Amongst these are the ongoing refurbishment of the Burrell Collection, the redevelopment of the Kelvin Hall for the Hunterian Collection as the next step in creating a new museums district in the West End, the £150m next phase which will make the Scottish Events Campus one of the best conference venues in the world, and the delivery of major sporting events like the European Championships in August and the UEFA European Football Championships in 2020. Glasgow Airport is also of course a natural gateway to the Ayrshire golf courses, the island whisky distilleries, Loch Lomond and the Trossachs.
The Ryanair decision simply forces us to redouble our efforts in achieving the stated tourism goals. Committing to the SEC’s investment plan would be a good start.
But we also must ask some more searching questions about policies which are influencing the attractiveness of the airport for airline route investment. Air Passenger Duty - or Air Departure Tax in Scottish Government terminology – does have an important influence when routes are on the margins of profitability and the Scottish Government’s aim to reduce it by 50% has become stuck due to an issue with Inverness Airport. We hope that can be sorted soon.
We desperately need to see movement on investment to connect the airport to the rail system. As things stand, economic growth in the West of Scotland will only make the congestion across the Kingston Bridge worse especially if you want to get there from east of Glasgow.
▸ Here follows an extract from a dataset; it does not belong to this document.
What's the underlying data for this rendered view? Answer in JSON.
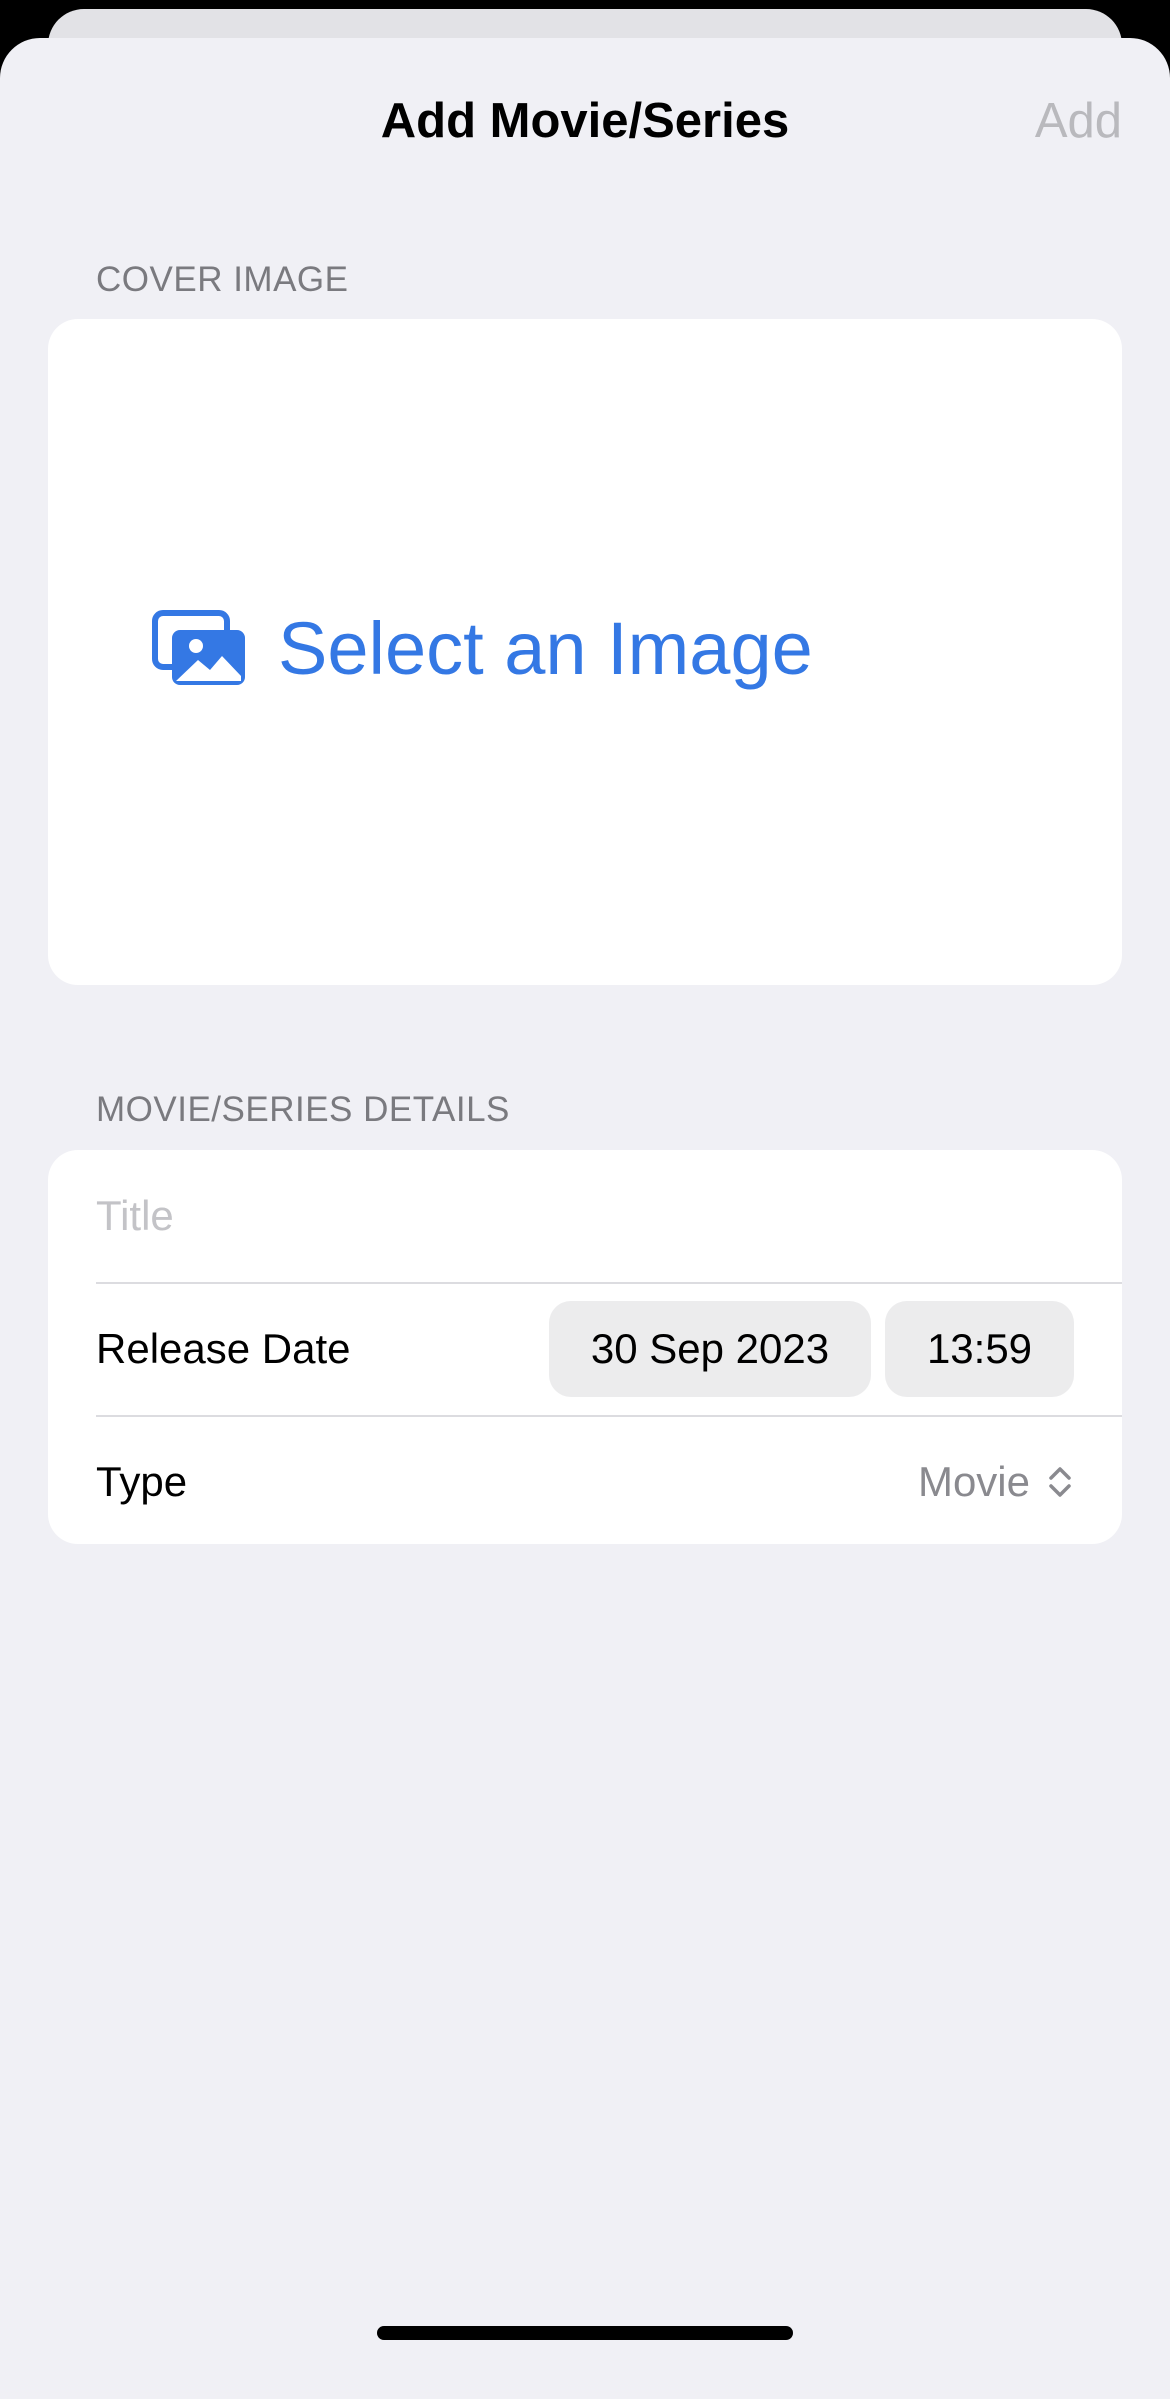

Finally the Ryanair decision reminds us that the Scottish Government’s ownership of Prestwick Airport also affects the fortunes of Glasgow Airport. The Scottish Government would do well to meet with Derek Provan, the airport’s new managing director, when he arrives in post in April.
One thing is certainly clear. The airport team is doing its very best to develop new routes, but they need our help to make those new routes profitable for the airlines and so sustainable for the future.
Business investment in the Glasgow city region absolutely depends on it.